The river is perpetually salt, and in flat land like Lynn’s formed by deposits of the sea there is no possibility of fresh-water springs, yet fresh water is supplied in a most ingenious way that could be adopted in most towns.  In the south, a considerable stream  runs towards the river, and there a water –wheel  has been established to work two pumps by which the water is lifted to the height of a vast round reservoir lined with lead. (Like the defence-works, these water-works were to the north, on the Gaywood river and were known as the Kettle-mills.  Subsidiary pumps were added in the south, but Lazowski is clearly describing the Kettle-mills. They were in open country to the east of Pilot Street, beyond which everything is now a series of industrial eyesores.-Norman Scarfe ed. 1988.) This reservoir which I measured , very imperfectly, may be sixteen feet tall by twelve in diameter. At the bottom of the reservoir two stop-cocks are opened on alternate days and supply water to the whole town: one half of the town today, and the other half tomorrow.  In case of fire, one can close one stop-cock and open the other one supplying the part of the town where the fire is. The few people who are not supplied with water to their houses pay a very reasonable rate for drawing water at stand-pipes in the streets at certain hours of the day: each house has its water tank proportionate to its consumption and to the price paid. The machine that raises the water is simple, and there are few places where one could not procure clean water by such means.

One can still see earthworks raised at the time of the troubles under Charles I, the trenches and ditches dug by Cromwell’s army when they besieged the town.
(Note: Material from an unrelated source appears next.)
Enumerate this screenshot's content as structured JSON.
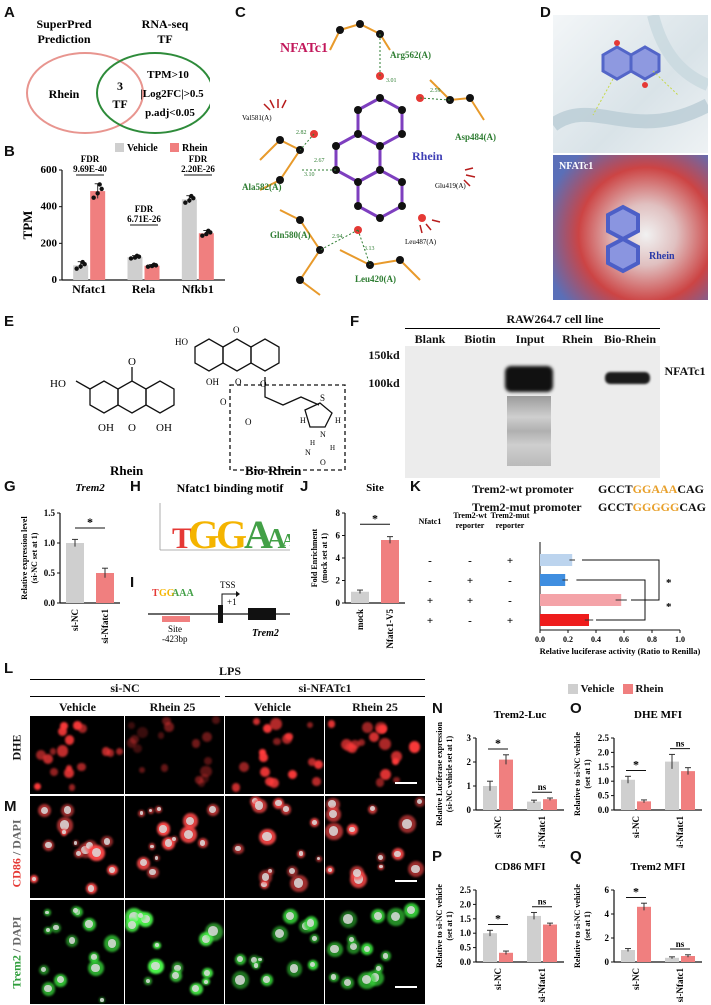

It is now wide open..

Lazowski (also) made a detailed account of the (then) new whale-fishing in Greenland, the lowering of the boats, the harpooning of the whales, the uses of whale-bone and whale-oil: the fishing dangerous (the previous year -1783, five fishermen perished), the navigation difficult but safe: the economics of whaling.)

There are 90 Lynn vessels, but as they each make an average of ten trips a year, that equals 900 ships!  Some do as many as fourteen, but others go further afield to Malaga, or the Baltic….The ships, are busy transporting the grain harvested in this part of Norfolk and in those parts of Suffolk near the navigable rivers.  They export annually 75,000 quarters of all sort of grain and bring in coal to those parts:  the coal imported from Newcastle is, on  an average year, 120,000 chaldrons, each chaldron weighing a ton and a quarter.  The remaining imports are iron, hemp, peas, tar, timber nad planks from Sweden:  a great many of these boats leave almost in ballast, for the county’s industrial products are exported through Yarmouth.

All these imports spread into the counties bordering the waterways: this inland navigation is conducted  in flat, covered boats called lighters (i.e. barges or narrow-boats.): there are 300 of them operating every year: they are sailed with comparatively fewer hands than  other ships – six of them are towed one behind the other and need only three or four men to handle them.

Lynn has its own shipyard: they reckon the cost of building a ship is £6 a ton, but that is only for the carcase of the ship: the rigging and everything that’s needed to equip it come to £1,200 for a ship of 300 tons. From A Frenchman’s Year in Suffolk  Francois de La Foucauld.